In 1980, at the age of 60, she produced Chatsworth: The House (1980); then in 1990, The Estate: A View from Chatsworth. The Treasures of Chatsworth and The Farmyard at Chatsworth were published in 1991 and, in 1999, The Garden at Chatsworth. Two years later a bestselling collection of home thoughts and reviews, Counting My Chickens (2001), appeared. She was a hen breeder and chicken lover for more than 80 years.

The Chatsworth Cookery Book ­appeared in 2003. Debo's hairdresser thought she had a nerve as she had not cooked since 1945. But she was better than two of her sisters. Nancy, looking after her father during the war, threw an egg into a pot of water and was appalled when "a sinister sort of octopus grew out of it". So she threw in two more – the whole week's ration – and the same thing happened. She then gave up. Jessica was no more adept. Her recipe for roast goose reads: "Take a goose and roast till done."

In 2005, Round About Chatsworth was published, featuring the 35,000 acres that surround the house – plumb full of houses and architectural curiosities: bridges and byres, mills and a mortuary, turrets, towers and troughs, forests, fountains and follies – brimming with Devonshire knowledge and Mitford dash.

Writing about Chatsworth was the most natural thing in the world for Deborah and so it read. She listed her occupation in Who's Who as "housewife" and would refer to Chatsworth as "the dump". As Alan Bennett said in his introduction to the second collection of her journalism, Home to Roost ... And Other Peckings (2009), a bestseller like her predecessor, "Deborah Devonshire is not someone to whom one can say 'joking apart ...': with her it's of the essence, even at the most serious and saddest of moments."
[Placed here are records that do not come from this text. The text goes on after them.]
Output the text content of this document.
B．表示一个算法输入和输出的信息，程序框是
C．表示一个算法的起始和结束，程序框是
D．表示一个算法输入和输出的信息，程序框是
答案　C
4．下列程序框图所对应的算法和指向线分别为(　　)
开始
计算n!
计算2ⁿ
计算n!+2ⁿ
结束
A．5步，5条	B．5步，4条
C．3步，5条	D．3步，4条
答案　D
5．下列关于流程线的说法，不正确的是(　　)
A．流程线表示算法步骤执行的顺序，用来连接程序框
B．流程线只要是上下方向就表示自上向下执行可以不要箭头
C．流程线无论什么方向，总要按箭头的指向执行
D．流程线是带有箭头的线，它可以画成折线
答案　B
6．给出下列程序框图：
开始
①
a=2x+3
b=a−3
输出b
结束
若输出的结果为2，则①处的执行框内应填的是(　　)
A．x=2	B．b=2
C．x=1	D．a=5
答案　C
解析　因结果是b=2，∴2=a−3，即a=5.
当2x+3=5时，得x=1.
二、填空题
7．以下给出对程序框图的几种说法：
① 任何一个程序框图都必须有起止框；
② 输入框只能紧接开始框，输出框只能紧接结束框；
And in a long life, she had her tragedies and her trials. She lost three children at birth and like many a duke, her husband had affairs. He was also an alcoholic and a gambler but gave these up so their last two decades were warm and companionable.

“Happiness is very rare and totally overrated,” Deborah would say. “Contentment is completely different and Chatsworth has made me content ... I am the most easily pleased of the sisters.”

By December 2005, sisterless and widowed (her last sister, Diana, died in 2003 and the Duke the following year), Debo left Chatsworth to her son, the 12th duke, and his wife, moving nearby to the Old Vicarage at Edensor. She called it the Old Vic and soon made it her own. She continued to contribute to The Spectator as a columnist and reviewer. Her views were sturdily conservative – Crown and countryside, the social order and stiff upper lip, good manners, loyalty and friendship, but always expressed with originality and humour.

Then, at the age of 90 and by then almost blind, she published her memoirs, Wait for Me!, perhaps the most reliable and rational account of life as a Mitford sister, recalling the stumpy-legged infant trying to catch up to her five big sisters. Indifferent to their politics, her love for her sisters was unwavering. Debo had been the Redesdales' last chance for another son. Mabel the parlourmaid recalled, "I knew it was a girl by the look on his lordship's face." Yet, unlike her tearaway sisters she loved life at home with Muv and Favre and became her father's favourite. Apart from preserving Chatsworth and protecting the legacy of her sisters, the Duchess of Devonshire championed, through her writing and her patronages, traditional values and the importance of country life; proving in the end, to be the grandest and most remarkable of that remarkable brood.

Mark McGinness is a freelance writer and reviewer based in Dubai.